= Camel urine =

Liquid by-product of metabolism in camels

Camel urine is a liquid by-product of metabolism in a camel's anatomy. Urine from camels has been used in medicine for centuries, being a part of Ayurvedic, and Islamic Prophetic medicine. According to the World Health Organization, the use of camel urine as a medicine lacks scientific evidence. After the spread of MERS-CoV infections, the WHO urged people to refrain from drinking "raw camel milk or camel urine or eating meat that has not been properly cooked".

==Composition==
Camel urine comes out as a thick syrup.

The kidneys and intestines of a camel are very efficient at reabsorbing water. Camels' kidneys have a 1:4 cortex to medulla ratio. Thus, the medullary part of a camel's kidney occupies twice as much area as a cow's kidney. Secondly, the camel's renal corpuscles have a smaller diameter, which reduces surface area for filtration. These two major anatomical characteristics enable camels to conserve water and limit the volume of urine in extreme desert conditions.

Each kidney of an Arabian camel has a capacity of around 0.86 litres and can produce urine with high chloride concentrations. Like the horse, the dromedary has no gall bladder, an organ that requires water to function. Consequently, bile flows constantly. Most food is digested and absorbed into the bloodstream from the small intestine. Any remaining liquids and roughage move into the large intestine.

==Ayurveda==
In the Caraka-Samhita, camel urine is mentioned as being slightly bitter. It recommends it as a remedy for hiccups, cough, and hemorrhoids. However, in the Yogacandrika, camel urine is referred to as having a remedial effect on various abdominal ailments. Furthermore, camel urine is prescribed for alleviating inflammation or
edema, as per the Kāśyapa Samhitā.

== Islamic prophetic medicine ==

A hadith in Book 4 (Ablution) of al-Bukhari's collection narrated by Anas ibn Malik was used to promote the consumption of Arabian camel urine as a medicine. The climate of Medina did not suit some people, so Muhammad ordered them to follow his shepherd and drink his camel's milk and urine (as a medicine).

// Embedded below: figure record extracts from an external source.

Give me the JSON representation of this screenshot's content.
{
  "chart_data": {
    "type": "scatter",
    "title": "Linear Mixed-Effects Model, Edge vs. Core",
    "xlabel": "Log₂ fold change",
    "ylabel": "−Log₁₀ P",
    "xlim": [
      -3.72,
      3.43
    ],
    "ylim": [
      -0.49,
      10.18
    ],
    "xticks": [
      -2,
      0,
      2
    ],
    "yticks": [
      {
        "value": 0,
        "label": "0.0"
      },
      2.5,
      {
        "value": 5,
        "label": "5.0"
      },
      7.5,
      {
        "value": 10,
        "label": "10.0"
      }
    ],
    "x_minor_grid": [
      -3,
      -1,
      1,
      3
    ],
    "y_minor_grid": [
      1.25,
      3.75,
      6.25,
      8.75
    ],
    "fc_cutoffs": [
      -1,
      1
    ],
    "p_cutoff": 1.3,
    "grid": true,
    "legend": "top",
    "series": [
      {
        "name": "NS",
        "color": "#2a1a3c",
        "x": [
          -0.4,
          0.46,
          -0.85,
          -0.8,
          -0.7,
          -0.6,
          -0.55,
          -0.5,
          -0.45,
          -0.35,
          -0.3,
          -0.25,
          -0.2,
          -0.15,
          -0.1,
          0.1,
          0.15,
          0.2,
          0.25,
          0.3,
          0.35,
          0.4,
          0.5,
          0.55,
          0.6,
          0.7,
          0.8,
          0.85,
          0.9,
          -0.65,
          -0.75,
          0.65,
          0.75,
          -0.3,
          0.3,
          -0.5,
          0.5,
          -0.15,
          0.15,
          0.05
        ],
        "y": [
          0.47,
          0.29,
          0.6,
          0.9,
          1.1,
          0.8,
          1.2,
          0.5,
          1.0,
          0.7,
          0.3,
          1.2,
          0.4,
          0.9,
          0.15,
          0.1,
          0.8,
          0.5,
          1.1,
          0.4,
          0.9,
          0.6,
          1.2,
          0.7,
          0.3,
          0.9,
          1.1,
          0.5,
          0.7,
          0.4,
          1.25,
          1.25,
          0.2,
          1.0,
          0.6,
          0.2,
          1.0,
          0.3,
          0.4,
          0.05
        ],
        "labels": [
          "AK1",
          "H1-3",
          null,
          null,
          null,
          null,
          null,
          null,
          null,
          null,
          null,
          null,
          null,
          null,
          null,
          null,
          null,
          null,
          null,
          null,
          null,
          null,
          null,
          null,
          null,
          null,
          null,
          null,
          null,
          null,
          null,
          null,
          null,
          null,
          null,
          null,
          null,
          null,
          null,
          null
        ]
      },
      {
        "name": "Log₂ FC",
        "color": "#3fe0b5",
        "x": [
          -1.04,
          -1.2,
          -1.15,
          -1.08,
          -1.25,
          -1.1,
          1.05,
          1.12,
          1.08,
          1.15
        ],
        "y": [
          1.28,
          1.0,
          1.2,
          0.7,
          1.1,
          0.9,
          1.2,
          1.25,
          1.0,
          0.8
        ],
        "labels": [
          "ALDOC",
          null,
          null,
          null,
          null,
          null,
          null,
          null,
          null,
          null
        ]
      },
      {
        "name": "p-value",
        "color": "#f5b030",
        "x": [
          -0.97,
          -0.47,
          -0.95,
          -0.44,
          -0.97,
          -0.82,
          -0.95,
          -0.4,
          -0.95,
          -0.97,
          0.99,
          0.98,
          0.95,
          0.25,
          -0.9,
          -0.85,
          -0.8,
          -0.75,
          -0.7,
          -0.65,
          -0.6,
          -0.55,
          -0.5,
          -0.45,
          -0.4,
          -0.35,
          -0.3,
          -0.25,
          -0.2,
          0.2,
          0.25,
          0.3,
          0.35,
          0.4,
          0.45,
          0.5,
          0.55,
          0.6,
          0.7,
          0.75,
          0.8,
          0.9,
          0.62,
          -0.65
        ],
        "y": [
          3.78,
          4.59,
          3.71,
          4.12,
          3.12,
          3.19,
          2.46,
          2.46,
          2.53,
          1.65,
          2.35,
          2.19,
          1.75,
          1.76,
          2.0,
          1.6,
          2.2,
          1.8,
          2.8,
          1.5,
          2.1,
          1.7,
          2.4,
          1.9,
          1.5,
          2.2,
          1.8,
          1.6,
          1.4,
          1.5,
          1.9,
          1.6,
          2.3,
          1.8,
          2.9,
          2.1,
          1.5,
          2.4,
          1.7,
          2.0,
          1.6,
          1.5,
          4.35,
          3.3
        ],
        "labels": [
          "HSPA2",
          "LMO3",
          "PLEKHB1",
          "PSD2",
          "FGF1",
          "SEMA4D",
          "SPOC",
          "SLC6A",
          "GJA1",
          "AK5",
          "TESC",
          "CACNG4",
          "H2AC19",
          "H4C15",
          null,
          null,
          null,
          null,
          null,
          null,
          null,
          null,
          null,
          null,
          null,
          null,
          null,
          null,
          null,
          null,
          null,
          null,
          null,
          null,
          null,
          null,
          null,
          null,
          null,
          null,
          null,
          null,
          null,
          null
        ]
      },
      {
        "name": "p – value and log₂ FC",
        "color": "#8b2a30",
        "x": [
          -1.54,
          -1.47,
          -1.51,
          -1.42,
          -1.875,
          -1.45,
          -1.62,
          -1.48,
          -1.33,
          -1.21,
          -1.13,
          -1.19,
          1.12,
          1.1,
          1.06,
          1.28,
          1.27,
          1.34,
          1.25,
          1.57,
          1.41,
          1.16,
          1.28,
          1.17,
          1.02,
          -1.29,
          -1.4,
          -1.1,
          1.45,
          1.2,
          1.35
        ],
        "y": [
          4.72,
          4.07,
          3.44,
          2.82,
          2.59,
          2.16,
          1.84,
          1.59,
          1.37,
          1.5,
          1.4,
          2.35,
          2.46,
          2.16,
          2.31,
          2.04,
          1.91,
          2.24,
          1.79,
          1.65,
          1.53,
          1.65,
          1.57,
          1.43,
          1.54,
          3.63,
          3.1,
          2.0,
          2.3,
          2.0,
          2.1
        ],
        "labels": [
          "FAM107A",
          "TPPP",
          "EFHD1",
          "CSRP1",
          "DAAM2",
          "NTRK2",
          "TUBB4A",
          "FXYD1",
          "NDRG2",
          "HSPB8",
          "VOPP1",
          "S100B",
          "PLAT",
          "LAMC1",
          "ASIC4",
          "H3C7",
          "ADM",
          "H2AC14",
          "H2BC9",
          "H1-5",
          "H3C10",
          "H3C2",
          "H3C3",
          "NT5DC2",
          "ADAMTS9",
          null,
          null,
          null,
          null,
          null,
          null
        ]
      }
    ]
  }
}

So they followed the shepherd and drank the camel's milk and urine till their bodies became healthy. The authentic hadith also states "Some people of ‘Ukl or ‘Uraina tribe came to Medina and its climate did not suit them ... So the Prophet ordered them to go to the herd of Milch camels and to drink their milk and urine (as a medicine). ... So they went as directed and after they became healthy". Bukhari also narrated an otherwise identical version of this Hadith, without the mention of "urine". The event has also been recorded in Sahih Muslim, History of the Prophets and Kings and Kitāb aṭ-ṭabaqāt al-kabīr.

Indian Islamic scholar Mohammad Najeeb Qasmi notes various theories proposed by Hanafi and Shaafi’e scholars for a canonical understanding of the implications. This book refers to topical application of milch camel urine as the actual word of the saying has the word Azmadu which means to apply a layer of something. However, Bachtiar Nasir, an Islamic scholar, advocated for and defended the consumption of camel urine, claiming the mixture of camel urine and milk has medicinal benefits.

In Middle Eastern societies, camel urine is consumed as medicine, but some see its use as najis—ritually unclean according to Islam Law. However, in the Arabian Peninsula, bottled camel urine is still sold and consumed as prophetic medicine.

== Medieval times ==

Avicenna in The Canon of Medicine noted that a mixture of camel milk and urine can be beneficial for some diseases such as dropsy and jaundice.

== Usage and research ==
In Yemen, camel urine is consumed and used for treating ailments, though it has been widely denounced. Some salons are said to use it as a treatment for hair loss. The camel urine from a virgin camel is priced at twenty US dollars per liter, with herders saying that it has curative powers. It is traditionally mixed with milk.

Certain preclinical studies have claimed that camel urine possesses various therapeutic advantages, including antimicrobial, anti-inflammatory, anticancer properties, and potential cardiovascular benefits. For example, in 2012, a study conducted at the Department of Molecular Oncology of King Faisal Specialist Hospital and Research Center, and published in the Journal of Ethnopharmacology, found that camel urine contains anti-cancerous agents that are cytotoxic against various, but not all, human cancer cell lines in vitro.

A study published on the World Health Organization's Eastern Mediterranean Health Journal found that camel urine showed no clinical benefits in cancer patients, with two of the participants developing brucellosis. Given the lack of scientific evidence supporting the use of camel urine as a traditional medicine, it is advisable to discontinue its promotion.

In 2017, a joint study by King Faisal University and the University of Hong Kong found that experimental infections of dromedaries with MERS-CoV did not show any evidence of virus in the urine. Therefore, the camel urine is an unlikely source of virus transmission to humans.